Wednesday November 4, 10:24 AM
Israel rates to balance inflation, growth -Fischer
JERUSALEM, Nov 4 (Reuters) - Israel's monetary policy represents a challenge in balancing an aim of low inflation while helping the economy emerge from a recession, Bank of Israel Governor Stanley Fischer said on Wednesday.
'The sharp and rapid change in the economic environment confronts monetary policy with a new challenge -- to strike a balance between the aim of supporting the still fragile real recovery, and considerations of price stability and financial stability,' Fischer (FI-N.SW - news) said in a letter accompanying the bank's quarterly inflation report.
He noted that policy needs to take into account indications of increases in prices of commodities, services, assets and housing.
Fischer said monetary policy decisions -- which include occasional intervention in the foreign exchange market to prevent the shekel from strengthening too much -- 'will be taken in light of ongoing assessments of these opposite trends'.

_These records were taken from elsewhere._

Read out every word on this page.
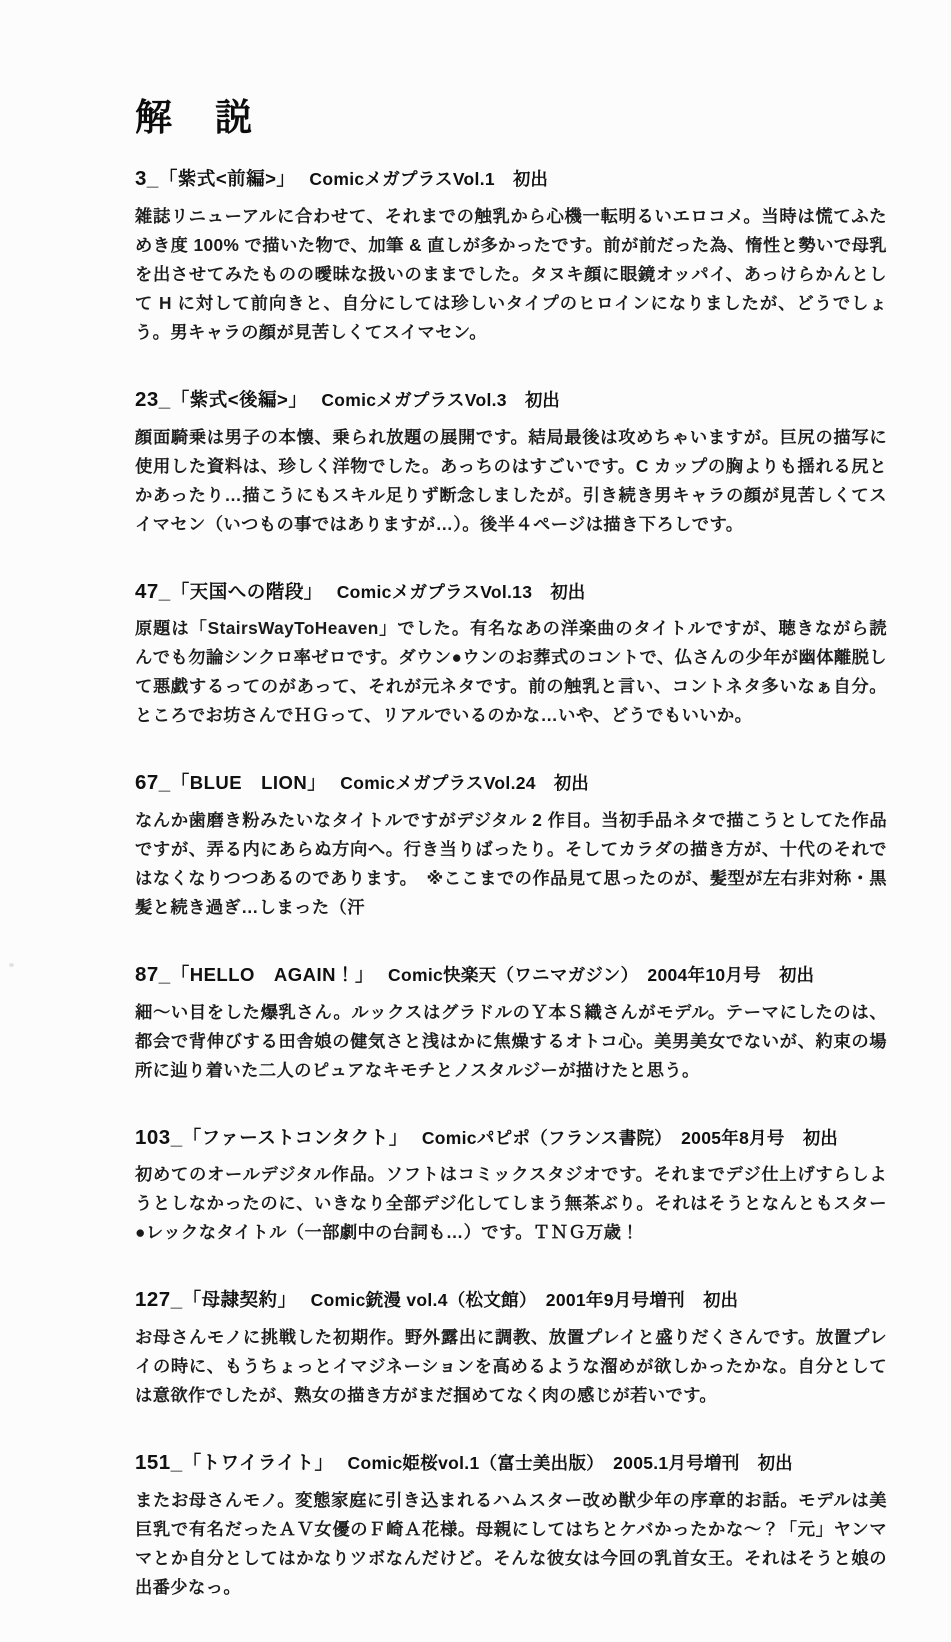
解　説

3_「紫式<前編>」 ComicメガプラスVol.1 初出

雑誌リニューアルに合わせて、それまでの触乳から心機一転明るいエロコメ。当時は慌てふためき度 100% で描いた物で、加筆 & 直しが多かったです。前が前だった為、惰性と勢いで母乳を出させてみたものの曖昧な扱いのままでした。タヌキ顔に眼鏡オッパイ、あっけらかんとして H に対して前向きと、自分にしては珍しいタイプのヒロインになりましたが、どうでしょう。男キャラの顔が見苦しくてスイマセン。

23_「紫式<後編>」 ComicメガプラスVol.3 初出

顔面騎乗は男子の本懐、乗られ放題の展開です。結局最後は攻めちゃいますが。巨尻の描写に使用した資料は、珍しく洋物でした。あっちのはすごいです。C カップの胸よりも揺れる尻とかあったり…描こうにもスキル足りず断念しましたが。引き続き男キャラの顔が見苦しくてスイマセン（いつもの事ではありますが…）。後半４ページは描き下ろしです。

47_「天国への階段」 ComicメガプラスVol.13 初出

原題は「StairsWayToHeaven」でした。有名なあの洋楽曲のタイトルですが、聴きながら読んでも勿論シンクロ率ゼロです。ダウン●ウンのお葬式のコントで、仏さんの少年が幽体離脱して悪戯するってのがあって、それが元ネタです。前の触乳と言い、コントネタ多いなぁ自分。ところでお坊さんでＨＧって、リアルでいるのかな…いや、どうでもいいか。

67_「BLUE　LION」 ComicメガプラスVol.24 初出

なんか歯磨き粉みたいなタイトルですがデジタル 2 作目。当初手品ネタで描こうとしてた作品ですが、弄る内にあらぬ方向へ。行き当りばったり。そしてカラダの描き方が、十代のそれではなくなりつつあるのであります。　※ここまでの作品見て思ったのが、髪型が左右非対称・黒髪と続き過ぎ…しまった（汗

87_「HELLO　AGAIN！」 Comic快楽天（ワニマガジン）　2004年10月号 初出

細〜い目をした爆乳さん。ルックスはグラドルのＹ本Ｓ織さんがモデル。テーマにしたのは、都会で背伸びする田舎娘の健気さと浅はかに焦燥するオトコ心。美男美女でないが、約束の場所に辿り着いた二人のピュアなキモチとノスタルジーが描けたと思う。

103_「ファーストコンタクト」 Comicパピポ（フランス書院）　2005年8月号 初出

初めてのオールデジタル作品。ソフトはコミックスタジオです。それまでデジ仕上げすらしようとしなかったのに、いきなり全部デジ化してしまう無茶ぶり。それはそうとなんともスター●レックなタイトル（一部劇中の台詞も…）です。ＴＮＧ万歳！

127_「母隷契約」 Comic銃漫 vol.4（松文館）　2001年9月号増刊 初出

お母さんモノに挑戦した初期作。野外露出に調教、放置プレイと盛りだくさんです。放置プレイの時に、もうちょっとイマジネーションを高めるような溜めが欲しかったかな。自分としては意欲作でしたが、熟女の描き方がまだ掴めてなく肉の感じが若いです。

151_「トワイライト」 Comic姫桜vol.1（富士美出版）　2005.1月号増刊 初出

またお母さんモノ。変態家庭に引き込まれるハムスター改め獣少年の序章的お話。モデルは美巨乳で有名だったＡＶ女優のＦ崎Ａ花様。母親にしてはちとケバかったかな〜？「元」ヤンママとか自分としてはかなりツボなんだけど。そんな彼女は今回の乳首女王。それはそうと娘の出番少なっ。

On the heels of the global economic downturn that pushed Israel into a recession and on expectations that inflation would slide to below an official annual target range of 1-3 percent, Fischer has chopped Israel's key rate to 0.5 percent from 4.25 percent.
Signs of an economic recovery and inflation above 3 percent led Fischer -- who decides policy -- to raise the key rate by a quarter-point in August to 0.75 percent. He has left the rate steady in September and October.
'The interest rate is still low, particularly in light of the improved economic situation, and it is aimed at continuing support for the recovery, which has not run its course,' Fischer said in the report.
The Bank of Israel expects zero growth in Israel's economy this year.
Israeli inflation slipped to an annual rate of 2.8 percent in September after spending most of 2009 in a range of 3.1 to 3.6 percent.